I have a very large Excel table with data in two columns as follows. My goal is to reduce the number of entries by grouping the results. For example, I want to sum the kg of CO2 produced in the use of "Heat". I am only interested in the values where "Heat" is the first word in the string. I expect to have 1000+300=1300 for Heat. I am unsure how to go about this. Below are my steps so far.
Afterwards, I plan to create a bar chart showing how much CO2 each process grouping creates.

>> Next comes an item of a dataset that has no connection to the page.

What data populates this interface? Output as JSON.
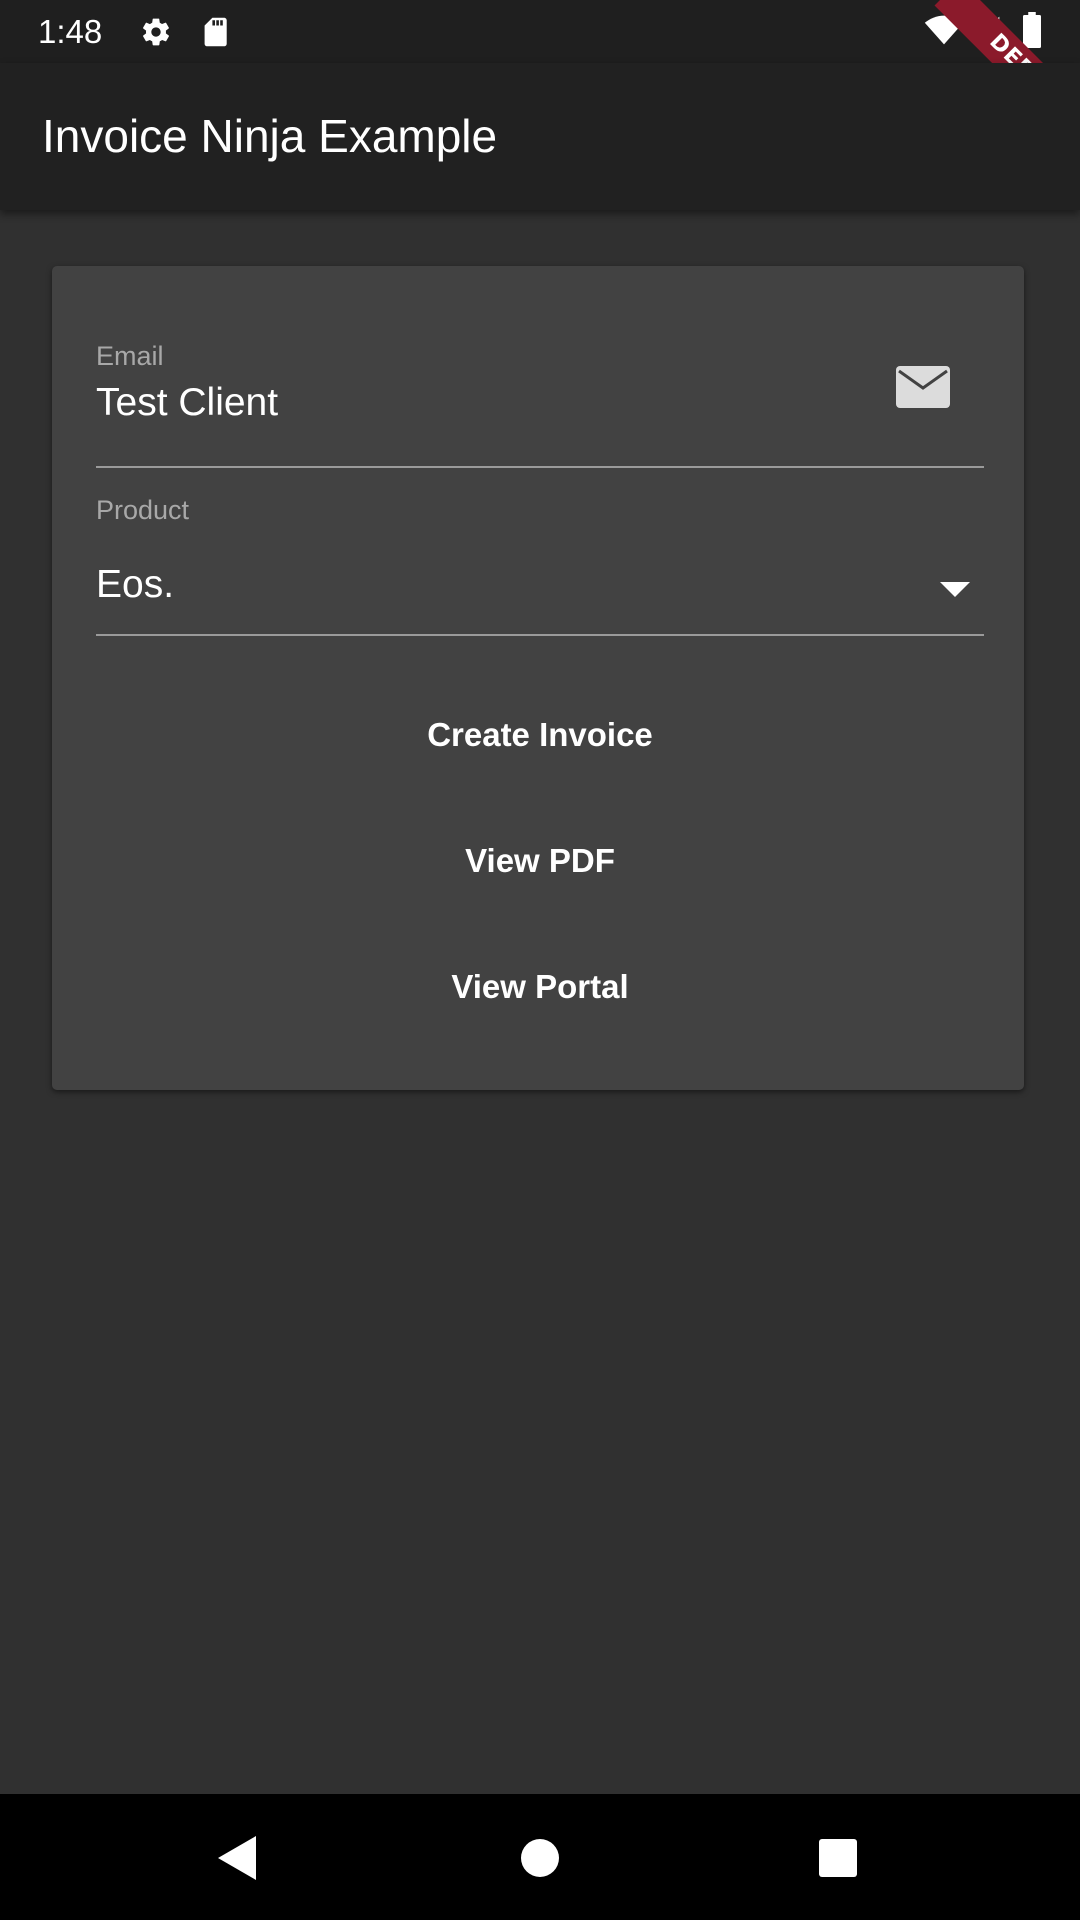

I have to do this for about 30 Excel Tables and produce 30 bar charts. Maybe there is a way to reduce the workload?
Process & Mass of CO2
Heat & 1000
Electricity_and_heat & 2000
Electricity & 1000
Heat_China & 300
China_heat & 1000
##Select rows containing "Heat" - but this does not mean that it is at the start of the string
library(readxl)
Book1 <- read_excel("Book1.xlsx")
View(Book1)
data2 <- Book1[str_detect(Book1$Proces, "Heat"), ]
data2
For the other part of my question: how do I sum the masses by group? i.e. how to I get to 1300kg for "Heat" or for "Electricity". I have approximately 12 groups.
Also, please be aware that this is not supposed to be a support ticket where we follow along with all the stages of your project, this is mostly a Q & A forum so you should only ask one reasonably well defined question per topic, but you can open as many topics as you need.